In a discussion paper titled “Does Exchange Rate Volatility Matter for Economic Growth,” BSP researchers said exchange rate volatility can lower growth in some economies like the Philippines, but only in the short term.

“In the short run, exchange rate volatility exerts a negative impact on some economies and a positive impact on others. A percentage change in exchange rate volatility decreases economic growth by about 0.14% in China, 0.19% in Singapore, and 0.4% in the Philippines,” the BSP researchers said.

The study tackled the effects of volatility in the foreign exchange (FX) markets of 11 Asia-Pacific economies from 2002 to 2022.

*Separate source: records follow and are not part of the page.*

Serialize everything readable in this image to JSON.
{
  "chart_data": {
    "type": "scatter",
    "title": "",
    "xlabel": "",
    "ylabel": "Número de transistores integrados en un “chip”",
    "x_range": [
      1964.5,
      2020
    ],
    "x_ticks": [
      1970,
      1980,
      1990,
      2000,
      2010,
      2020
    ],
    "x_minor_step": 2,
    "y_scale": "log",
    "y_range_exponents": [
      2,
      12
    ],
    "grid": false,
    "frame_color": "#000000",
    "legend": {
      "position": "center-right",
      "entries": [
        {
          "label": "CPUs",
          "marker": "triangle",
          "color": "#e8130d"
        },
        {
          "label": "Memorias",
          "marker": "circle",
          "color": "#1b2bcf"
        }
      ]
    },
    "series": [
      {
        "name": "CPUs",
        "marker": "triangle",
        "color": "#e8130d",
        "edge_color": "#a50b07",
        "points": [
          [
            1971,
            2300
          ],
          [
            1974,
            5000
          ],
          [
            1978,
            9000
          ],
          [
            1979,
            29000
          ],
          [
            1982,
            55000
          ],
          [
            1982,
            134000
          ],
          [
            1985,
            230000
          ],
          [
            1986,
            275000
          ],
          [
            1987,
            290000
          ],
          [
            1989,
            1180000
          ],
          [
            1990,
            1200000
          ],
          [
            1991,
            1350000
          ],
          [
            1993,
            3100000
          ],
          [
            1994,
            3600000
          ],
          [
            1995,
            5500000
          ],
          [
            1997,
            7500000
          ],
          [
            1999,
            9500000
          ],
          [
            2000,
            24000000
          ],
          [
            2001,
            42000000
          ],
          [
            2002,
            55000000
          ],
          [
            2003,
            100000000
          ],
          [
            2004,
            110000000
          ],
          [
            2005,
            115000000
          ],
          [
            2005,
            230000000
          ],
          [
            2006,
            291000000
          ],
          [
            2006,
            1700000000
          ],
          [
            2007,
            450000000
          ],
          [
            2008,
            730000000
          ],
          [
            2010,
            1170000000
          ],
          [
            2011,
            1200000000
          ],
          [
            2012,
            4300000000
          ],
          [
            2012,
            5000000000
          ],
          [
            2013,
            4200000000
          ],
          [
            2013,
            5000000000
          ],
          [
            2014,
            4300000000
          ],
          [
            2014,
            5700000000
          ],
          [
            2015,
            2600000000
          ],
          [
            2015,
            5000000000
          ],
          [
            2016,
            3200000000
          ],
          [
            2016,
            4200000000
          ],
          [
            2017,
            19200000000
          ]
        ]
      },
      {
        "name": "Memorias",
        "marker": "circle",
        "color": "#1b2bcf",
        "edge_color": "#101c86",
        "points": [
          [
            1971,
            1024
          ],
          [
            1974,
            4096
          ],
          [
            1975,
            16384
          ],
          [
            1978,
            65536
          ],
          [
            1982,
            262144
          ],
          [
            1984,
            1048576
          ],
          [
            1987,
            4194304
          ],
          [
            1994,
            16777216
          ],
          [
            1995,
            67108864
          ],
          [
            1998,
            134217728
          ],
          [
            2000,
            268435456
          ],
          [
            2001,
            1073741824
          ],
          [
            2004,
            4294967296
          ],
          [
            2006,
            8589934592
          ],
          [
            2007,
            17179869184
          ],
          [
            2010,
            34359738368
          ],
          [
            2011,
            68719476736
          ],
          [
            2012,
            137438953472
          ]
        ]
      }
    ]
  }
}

However, this negative impact on economic growth in China, the Philippines, and Singapore dissipated in the long run, BSP researchers said.

“This may imply that measures used by these economies to respond to exchange rate volatility could be effective and that other factors are more important for economic growth in the long run,” they said.

One of the most known episodes of FX volatility in the Philippines occurred last year, when the peso hit a record low of P59 against the greenback in October, amid the US Federal Reserve’s aggressive tightening.

The BSP hiked policy rates to avoid a narrower interest rate differential with the US Fed and used its dollar buffers to mitigate the volatility in the foreign exchange market.

From March 2022 to June 2023, the Fed raised its key rates by 500 basis points (bps) to 5-5.25%, while the BSP hiked by 425 bps to 6.25% from May 2022 to March 2023.